Se alguma vez encomendaste alguma coisa online, provavelmente já experienciaste uns instantes de frustração direcionada aos homens das entregas. Esses indivíduos de camioneta branca que trabalham para empresas privadas e nos levam a casa as encomendas da Amazon e outros que tais. Aqueles que parecem nunca chegar às horas previstas e que nos deixam papéis a dizer “passámos por cá” quando tu juras que ninguém tocou à campainha. Tantas vezes te zangas e irritas, telefonas para te queixar do mau serviço ou, quando te deparas com eles nas ruas, lhes rogas pragas por estacionarem as viaturas em sítios que não deviam.
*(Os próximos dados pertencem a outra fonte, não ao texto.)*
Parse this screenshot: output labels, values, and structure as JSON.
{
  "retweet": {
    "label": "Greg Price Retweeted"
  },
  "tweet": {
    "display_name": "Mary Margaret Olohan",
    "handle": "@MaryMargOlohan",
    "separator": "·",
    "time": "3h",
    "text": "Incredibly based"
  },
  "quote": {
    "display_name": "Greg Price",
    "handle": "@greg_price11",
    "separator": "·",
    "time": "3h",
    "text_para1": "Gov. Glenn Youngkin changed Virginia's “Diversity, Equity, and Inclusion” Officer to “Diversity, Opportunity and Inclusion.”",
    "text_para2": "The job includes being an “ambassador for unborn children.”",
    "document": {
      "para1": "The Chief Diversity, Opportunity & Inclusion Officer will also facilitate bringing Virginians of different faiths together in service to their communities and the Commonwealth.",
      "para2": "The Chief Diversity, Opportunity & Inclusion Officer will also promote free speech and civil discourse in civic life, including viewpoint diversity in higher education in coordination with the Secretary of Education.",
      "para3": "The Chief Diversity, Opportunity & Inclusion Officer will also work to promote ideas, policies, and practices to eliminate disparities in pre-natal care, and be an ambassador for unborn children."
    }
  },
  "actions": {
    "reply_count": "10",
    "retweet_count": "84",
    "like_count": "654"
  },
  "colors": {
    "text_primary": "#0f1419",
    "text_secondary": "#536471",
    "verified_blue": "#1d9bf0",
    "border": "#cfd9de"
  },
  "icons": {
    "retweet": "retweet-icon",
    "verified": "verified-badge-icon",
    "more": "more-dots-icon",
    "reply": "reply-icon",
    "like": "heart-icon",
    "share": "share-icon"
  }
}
O que provavelmente nunca fizeste é indagar-te sobre a vida de quem se dedica a tal ofício. Quando a tua encomenda não chega, a última coisa que farás é desfazer-te em simpatias preocupadas para com o condutor. Se calhar o filho dele foi preso, se calhar a filha suicidou-se, se calhar a mãe morreu e ele tirou folga para ir ao funeral, deixando o seu percurso sem ninguém para fazer as entregas. Quando o produto que compraste há semanas chega duas horas depois da hora prevista, não pensas em como esse atraso é mais que um inconveniente para ti. Não pensas nas horas atrás do volante, a urinar para uma garrafa pois não há tempo para parar, ou nos muitos teatros de humilhação em que ele participou ao longo do dia com clientes enfurecidos.
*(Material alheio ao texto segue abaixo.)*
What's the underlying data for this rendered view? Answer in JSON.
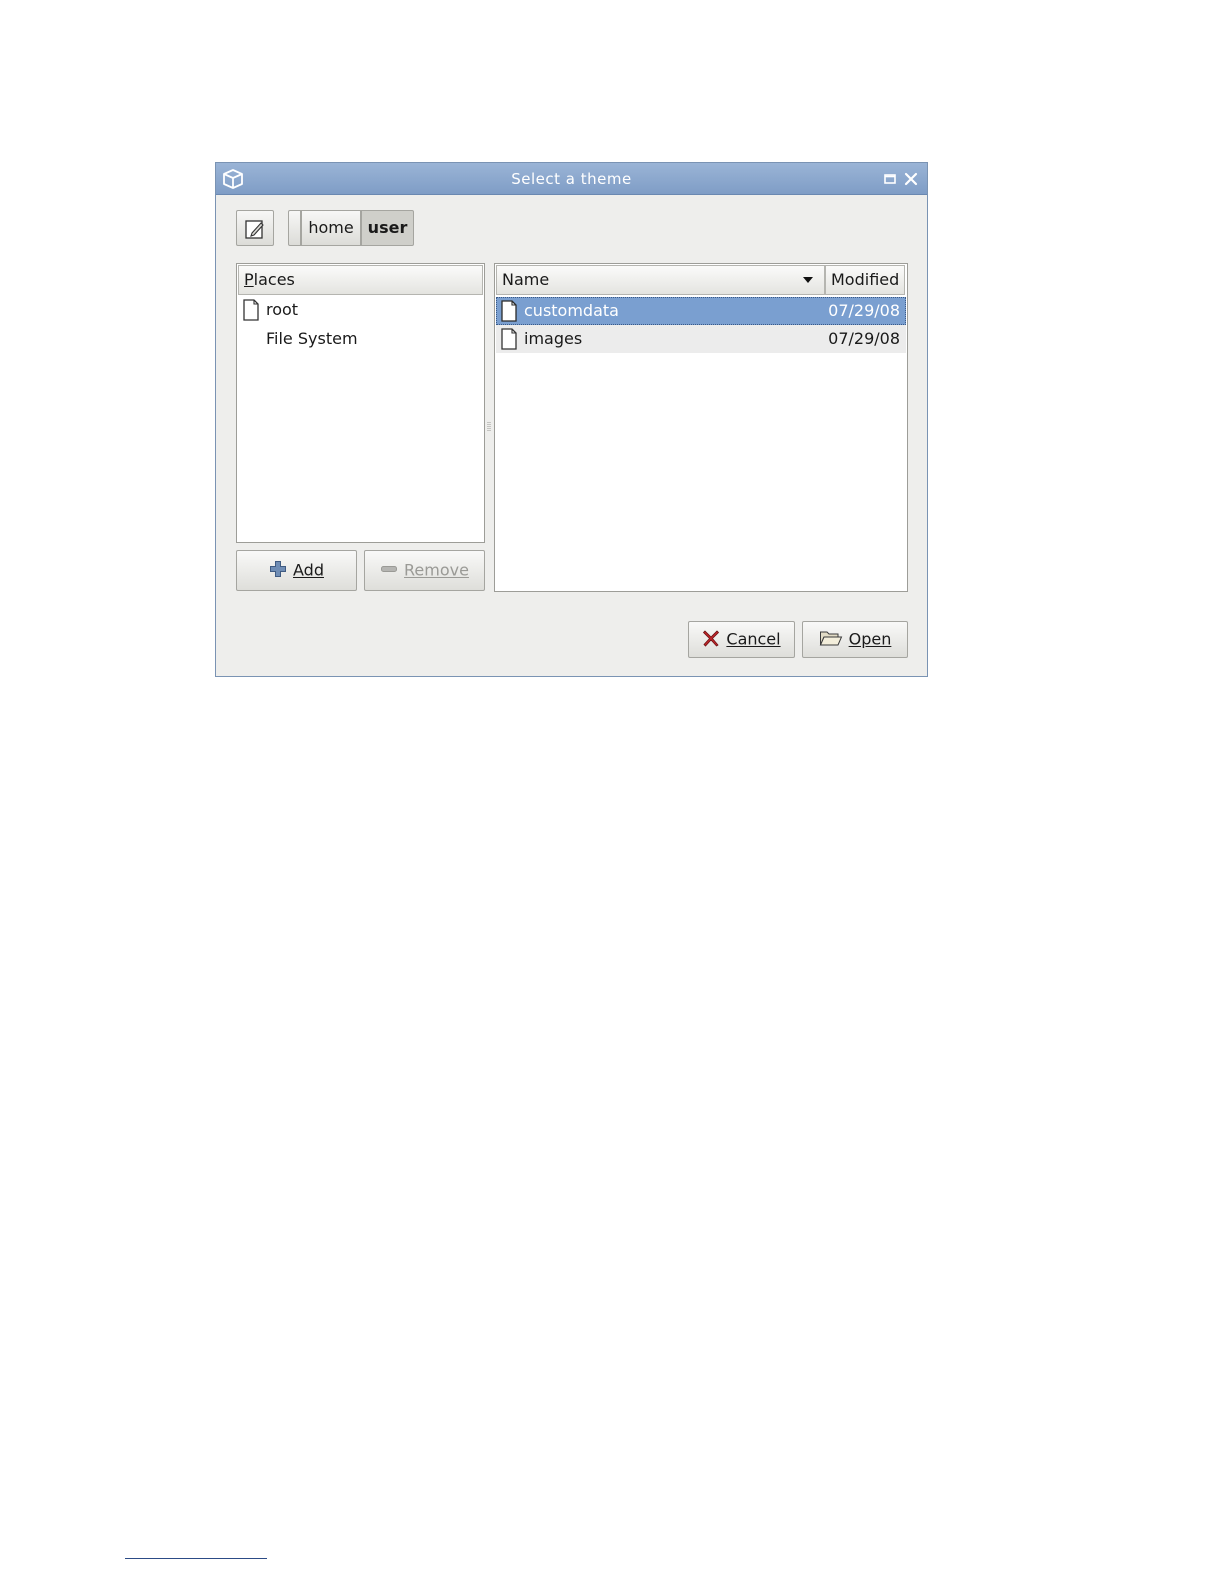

passamos por ca leffest critica
© NOS Audiovisuais

Empatia e compreensão são difíceis e doem. Se passarmos a vida a indagarmo-nos sobre a miséria alheia, ou caímos em epítetos de depressão ou paralisamos, incapazes de fazer o que quer que seja. Afinal, nas cadeias de consequência do mundo moderno, haverá sempre alguém a pagar com sofrimento o preço da nossa conveniência e alívio. Paz de espírito sai cara, mesmo que não seja àquele que a desfruta, ou então nasce da bênção da ignorância. Ken Loach não oferece respostas a estes problemas, mas aponta-os com brutalidade no seu cinema. Nos filmes deste autor, a ignorância abençoada é deixada à porta.
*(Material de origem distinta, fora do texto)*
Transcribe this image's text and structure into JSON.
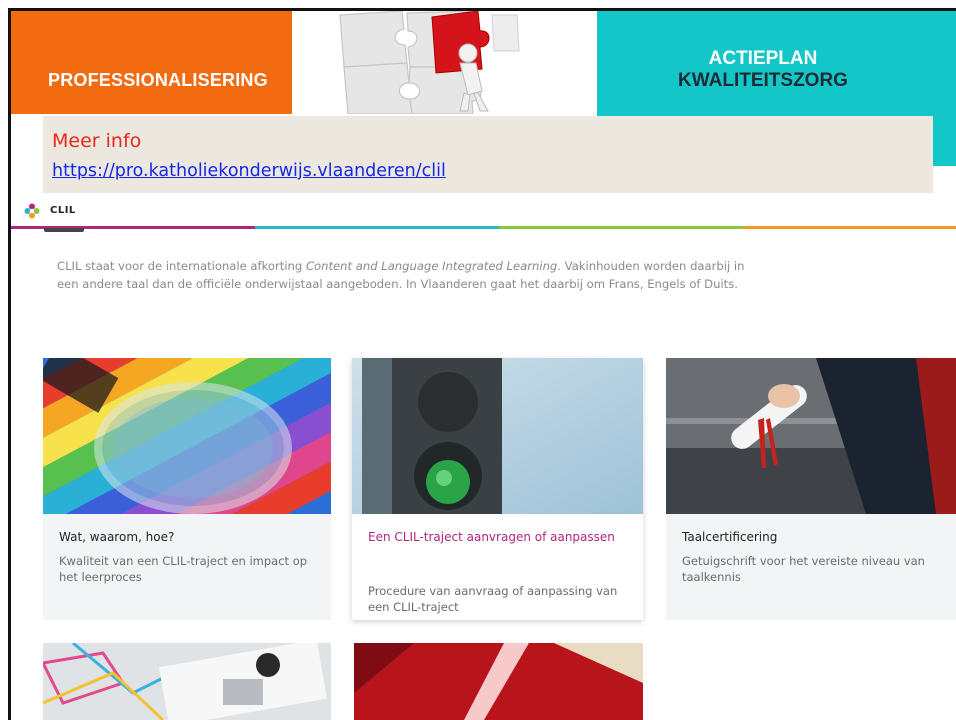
{
  "slide": {
    "left_banner": {
      "title": "PROFESSIONALISERING",
      "color": "#f26b10"
    },
    "right_banner": {
      "line1": "ACTIEPLAN",
      "line2": "KWALITEITSZORG",
      "color": "#13c6c7"
    },
    "info": {
      "label": "Meer info",
      "url": "https://pro.katholiekonderwijs.vlaanderen/clil"
    }
  },
  "page": {
    "section_name": "CLIL",
    "intro_part1": "CLIL staat voor de internationale afkorting ",
    "intro_em": "Content and Language Integrated Learning",
    "intro_part2": ". Vakinhouden worden daarbij in een andere taal dan de officiële onderwijstaal aangeboden. In Vlaanderen gaat het daarbij om Frans, Engels of Duits.",
    "cards": [
      {
        "title": "Wat, waarom, hoe?",
        "desc": "Kwaliteit van een CLIL-traject en impact op het leerproces",
        "image": "magnifying-glass-photo"
      },
      {
        "title": "Een CLIL-traject aanvragen of aanpassen",
        "desc": "Procedure van aanvraag of aanpassing van een CLIL-traject",
        "image": "traffic-light-photo"
      },
      {
        "title": "Taalcertificering",
        "desc": "Getuigschrift voor het vereiste niveau van taalkennis",
        "image": "diploma-photo"
      },
      {
        "title": "",
        "desc": "",
        "image": "office-people-photo"
      },
      {
        "title": "",
        "desc": "",
        "image": "red-book-photo"
      }
    ],
    "accent_colors": [
      "#b0267d",
      "#26b8c4",
      "#8cc63f",
      "#f29b1f"
    ]
  }
}
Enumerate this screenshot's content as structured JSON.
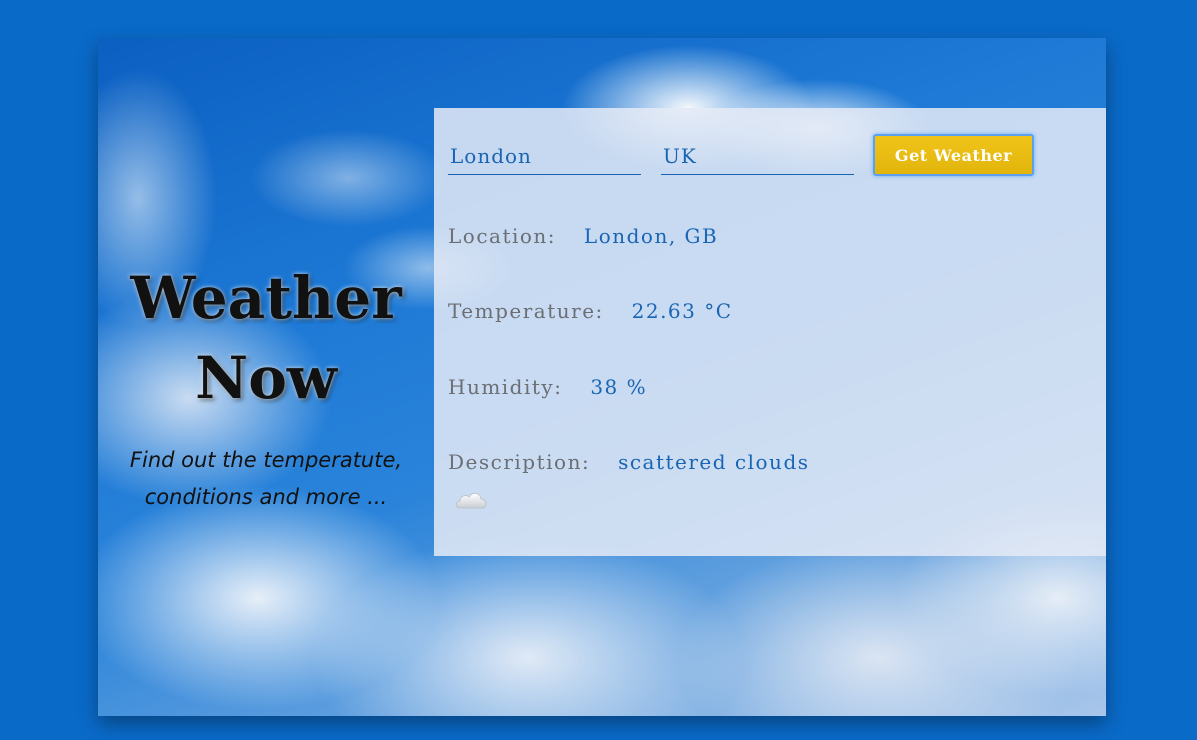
{
  "hero": {
    "title_line1": "Weather",
    "title_line2": "Now",
    "subtitle_line1": "Find out the temperatute,",
    "subtitle_line2": "conditions and more ..."
  },
  "form": {
    "city_value": "London",
    "country_value": "UK",
    "submit_label": "Get Weather"
  },
  "results": {
    "location_label": "Location:",
    "location_value": "London, GB",
    "temperature_label": "Temperature:",
    "temperature_value": "22.63 °C",
    "humidity_label": "Humidity:",
    "humidity_value": "38 %",
    "description_label": "Description:",
    "description_value": "scattered clouds",
    "icon": "cloud-icon"
  },
  "colors": {
    "page_background": "#0a6ac8",
    "accent_blue": "#1a65b3",
    "label_gray": "#6b6e73",
    "button_yellow": "#e8bb10",
    "panel": "rgba(228,234,246,0.86)"
  }
}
“Passámos por Cá” olha para o caso de um desses muitos homens de entregas, examinando a sua família e tecendo uma tapeçaria de precariedade económica a resvalar em sofrimento destilado. De certa forma, esta é a grande investida do veterano cineasta contra a economia globalizada dos nossos tempos. Ele retrata um mundo onde a internet tudo domina e ideias empreendedoras partem do princípio de que a liberalização total do mercado de trabalho é o caminho para o sucesso. No universo do filme, na nossa crua realidade, há quem se orgulha da insensibilidade para com os seus trabalhadores, vendo a dureza desumana como a razão do sucesso. Até se fala que a empresa-mãe devia construir uma estátua em honra de tal eficiência.

Lê Também:
A Volta ao Mundo em 80 Filmes

Como seria de esperar num filme deste realizador, os protagonistas não são esses tiranos burocratas, mas as vítimas do seu regime. Ricky Turner é o homem de entregas já referido, um natural de Manchester que há muito deixou a terra natal e agora vive em precariedade económica com a sua família. Na desesperada esperança de dar a volta à situação, ele vende o carro e compra uma carrinha de modo a trabalhar para um serviço de estafetas. As horas são duras, as exigências exorbitantes e o pagamento mísero. O pior de tudo é que ele não é o único membro do agregado familiar a passar por tais humilhações laborais.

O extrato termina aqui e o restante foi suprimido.